Patañjali e os Sūtras
Patañjali é o codificador do Yoga Clássico, autor do Yogasūtra. Tudo sobre a figura
histórica de Patañjali é um verdadeiro mistério. Para começar, a data em que ele teria
vivido é fonte de controvérsias. Alguns autores afirmam que ele viveu no século IV a.C.

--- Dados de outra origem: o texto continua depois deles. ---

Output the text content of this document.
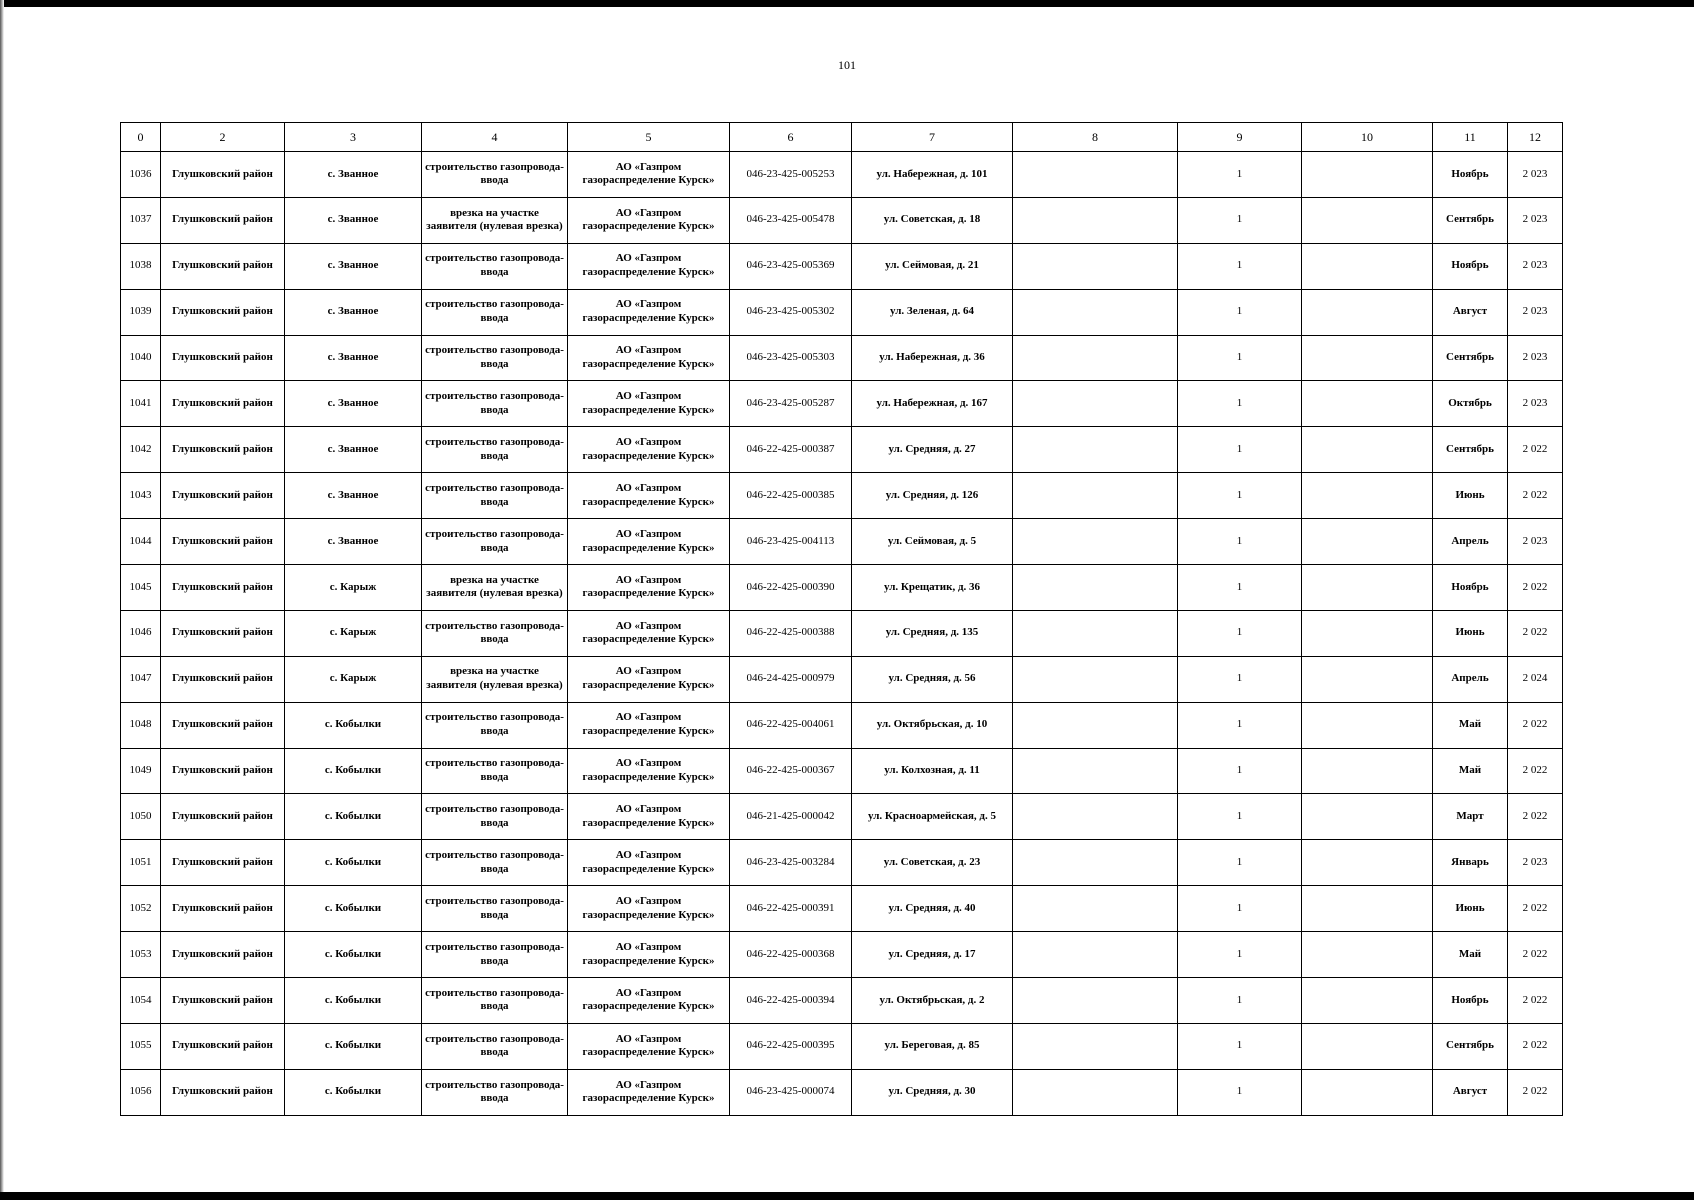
101
0	2	3	4	5	6	7	8	9	10	11	12
1036	Глушковский район	с. Званное	строительство газопровода-ввода	АО «Газпром газораспределение Курск»	046-23-425-005253	ул. Набережная, д. 101		1		Ноябрь	2 023
1037	Глушковский район	с. Званное	врезка на участке заявителя (нулевая врезка)	АО «Газпром газораспределение Курск»	046-23-425-005478	ул. Советская, д. 18		1		Сентябрь	2 023
1038	Глушковский район	с. Званное	строительство газопровода-ввода	АО «Газпром газораспределение Курск»	046-23-425-005369	ул. Сеймовая, д. 21		1		Ноябрь	2 023
1039	Глушковский район	с. Званное	строительство газопровода-ввода	АО «Газпром газораспределение Курск»	046-23-425-005302	ул. Зеленая, д. 64		1		Август	2 023
1040	Глушковский район	с. Званное	строительство газопровода-ввода	АО «Газпром газораспределение Курск»	046-23-425-005303	ул. Набережная, д. 36		1		Сентябрь	2 023
1041	Глушковский район	с. Званное	строительство газопровода-ввода	АО «Газпром газораспределение Курск»	046-23-425-005287	ул. Набережная, д. 167		1		Октябрь	2 023
1042	Глушковский район	с. Званное	строительство газопровода-ввода	АО «Газпром газораспределение Курск»	046-22-425-000387	ул. Средняя, д. 27		1		Сентябрь	2 022
1043	Глушковский район	с. Званное	строительство газопровода-ввода	АО «Газпром газораспределение Курск»	046-22-425-000385	ул. Средняя, д. 126		1		Июнь	2 022
1044	Глушковский район	с. Званное	строительство газопровода-ввода	АО «Газпром газораспределение Курск»	046-23-425-004113	ул. Сеймовая, д. 5		1		Апрель	2 023
1045	Глушковский район	с. Карыж	врезка на участке заявителя (нулевая врезка)	АО «Газпром газораспределение Курск»	046-22-425-000390	ул. Крещатик, д. 36		1		Ноябрь	2 022
1046	Глушковский район	с. Карыж	строительство газопровода-ввода	АО «Газпром газораспределение Курск»	046-22-425-000388	ул. Средняя, д. 135		1		Июнь	2 022
1047	Глушковский район	с. Карыж	врезка на участке заявителя (нулевая врезка)	АО «Газпром газораспределение Курск»	046-24-425-000979	ул. Средняя, д. 56		1		Апрель	2 024
1048	Глушковский район	с. Кобылки	строительство газопровода-ввода	АО «Газпром газораспределение Курск»	046-22-425-004061	ул. Октябрьская, д. 10		1		Май	2 022
1049	Глушковский район	с. Кобылки	строительство газопровода-ввода	АО «Газпром газораспределение Курск»	046-22-425-000367	ул. Колхозная, д. 11		1		Май	2 022
1050	Глушковский район	с. Кобылки	строительство газопровода-ввода	АО «Газпром газораспределение Курск»	046-21-425-000042	ул. Красноармейская, д. 5		1		Март	2 022
1051	Глушковский район	с. Кобылки	строительство газопровода-ввода	АО «Газпром газораспределение Курск»	046-23-425-003284	ул. Советская, д. 23		1		Январь	2 023
1052	Глушковский район	с. Кобылки	строительство газопровода-ввода	АО «Газпром газораспределение Курск»	046-22-425-000391	ул. Средняя, д. 40		1		Июнь	2 022
1053	Глушковский район	с. Кобылки	строительство газопровода-ввода	АО «Газпром газораспределение Курск»	046-22-425-000368	ул. Средняя, д. 17		1		Май	2 022
1054	Глушковский район	с. Кобылки	строительство газопровода-ввода	АО «Газпром газораспределение Курск»	046-22-425-000394	ул. Октябрьская, д. 2		1		Ноябрь	2 022
1055	Глушковский район	с. Кобылки	строительство газопровода-ввода	АО «Газпром газораспределение Курск»	046-22-425-000395	ул. Береговая, д. 85		1		Сентябрь	2 022
1056	Глушковский район	с. Кобылки	строительство газопровода-ввода	АО «Газпром газораспределение Курск»	046-23-425-000074	ул. Средняя, д. 30		1		Август	2 022
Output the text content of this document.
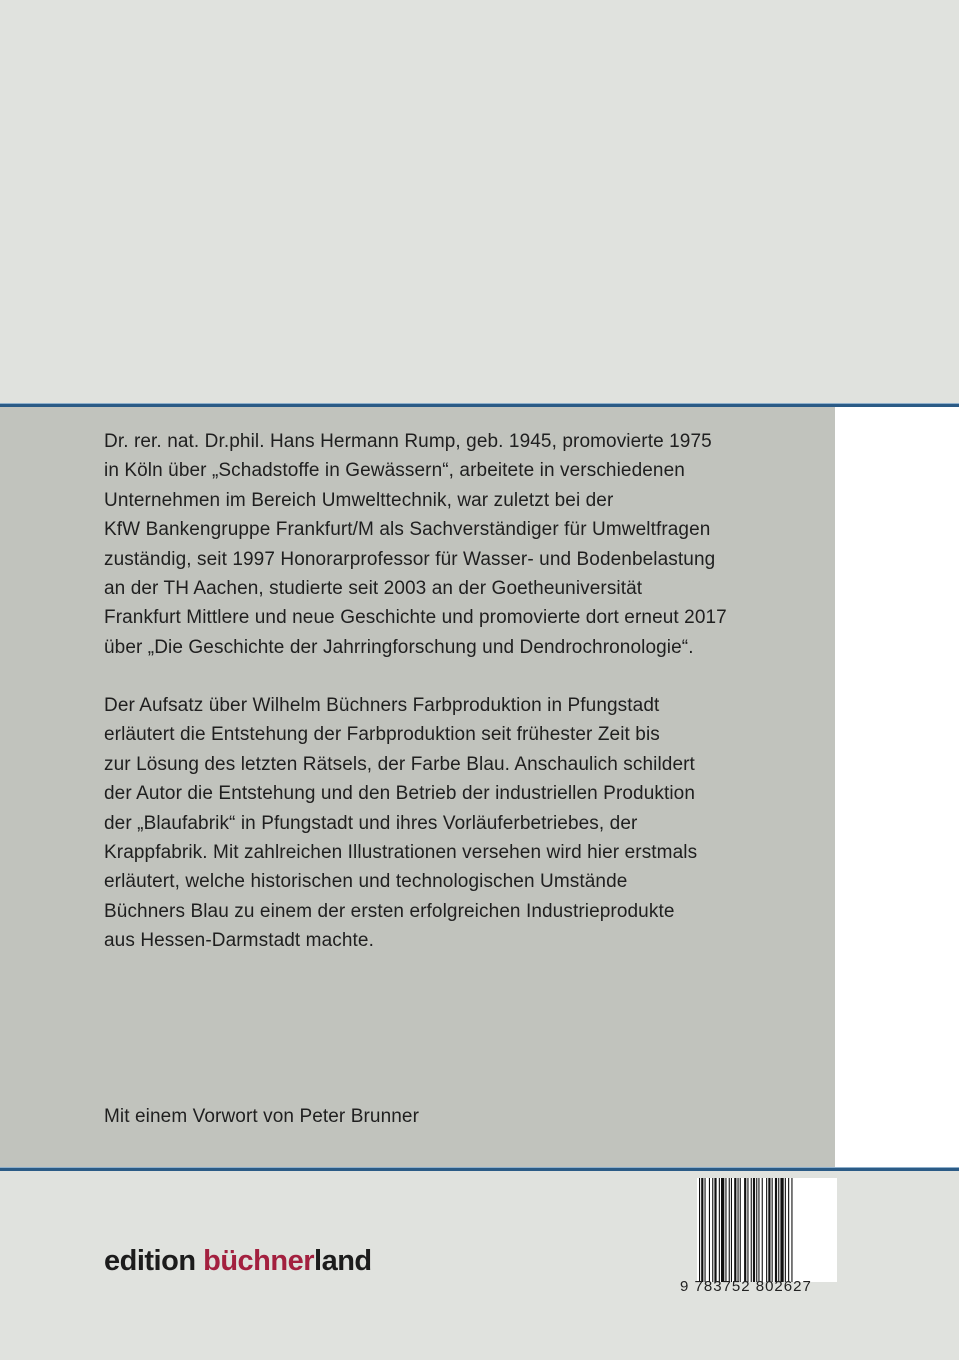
Dr. rer. nat. Dr.phil. Hans Hermann Rump, geb. 1945, promovierte 1975
in Köln über „Schadstoffe in Gewässern“, arbeitete in verschiedenen
Unternehmen im Bereich Umwelttechnik, war zuletzt bei der
KfW Bankengruppe Frankfurt/M als Sachverständiger für Umweltfragen
zuständig, seit 1997 Honorarprofessor für Wasser- und Bodenbelastung
an der TH Aachen, studierte seit 2003 an der Goetheuniversität
Frankfurt Mittlere und neue Geschichte und promovierte dort erneut 2017
über „Die Geschichte der Jahrringforschung und Dendrochronologie“.
Der Aufsatz über Wilhelm Büchners Farbproduktion in Pfungstadt
erläutert die Entstehung der Farbproduktion seit frühester Zeit bis
zur Lösung des letzten Rätsels, der Farbe Blau. Anschaulich schildert
der Autor die Entstehung und den Betrieb der industriellen Produktion
der „Blaufabrik“ in Pfungstadt und ihres Vorläuferbetriebes, der
Krappfabrik. Mit zahlreichen Illustrationen versehen wird hier erstmals
erläutert, welche historischen und technologischen Umstände
Büchners Blau zu einem der ersten erfolgreichen Industrieprodukte
aus Hessen-Darmstadt machte.
Mit einem Vorwort von Peter Brunner
edition büchnerland
9 783752 802627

já outros sustentam que viveu entre os séculos II e VI d.C. Tamanha diferença se deve, em
parte, ao costume de autores daquela época de atribuir a autoria dos seus próprios
trabalhos a outros escritores já consagrados, para homenageá-los ou para dar relevância à
própria obra. Um exemplo contemporâneo é o caso de Swāmi Śivānanada, que
“escreveu” mais de 200 livros.
Considerando que Patañjali escreveu no estilo de sūtras, podemos supor que tenha vivido
entre os séculos IV e II a.C., pois foi nesse período que este estilo literário conheceu seu
auge. O Yogasūtra é um dos exemplos mais perfeitos desse estilo, que se caracteriza pela
brevidade, condensando profundos ensinamentos em frases muito curtas.
Estrutura do Yogasūtra
O Yogasūtra é a obra clássica atribuída ao sábio Patañjali, onde se expõe o Aṣṭāṅga
Yoga. Este texto consta de apenas 196 sūtras ou brevíssimas frases, que constituem um
mapa do psiquismo humano. Ali estão as instruções para chegar na essência e
desenvolver o potencial oculto no homem. É tão perfeita que, ao invés de Yogasūtra,
poderia chamar-se: “Ātma, manual do usuário”. Os sūtras estão divididos em quatro
capítulos, chamados pādas. A palavra pāda significa literalmente “caminho”:
1. Samādhi pāda – sobre o samādhi.
2. Sādhana pāda – sobre a prática.
3. Vibhūti pāda – sobre os poderes.
4. Kaivalya pāda – sobre a libertação.
Textos de Pedro Kupfer. Saiba mais sobre Yoga em www.yoga.pro.br 2
A estrutura do texto é simplesmente perfeita: não sobra nem falta uma só palavra. Os
silogismos, a argumentação e a sequência de pensamento são impecáveis. No
primeiro capítulo se expõe o objetivo do Yoga, a maneira como funciona a mente, a
importância do conhecimento no processo de libertação, os tipos de samādhi, os
obstáculos para a prática e seus antídotos. No segundo, fala-se sobre as fontes de
sofrimento e a maneira de se livrar dele, sobre os valores e demais técnicas que
configuram o Aṣṭāṅga Yoga e seus efeitos. O terceiro capítulo discorre
principalmente sobre as diferentes técnicas de meditação e os poderes psíquicos
delas advindos. No quarto capítulo se abordam novamente assuntos desenvolvidos
nos anteriores, como a lei do karma e a vida de Yoga.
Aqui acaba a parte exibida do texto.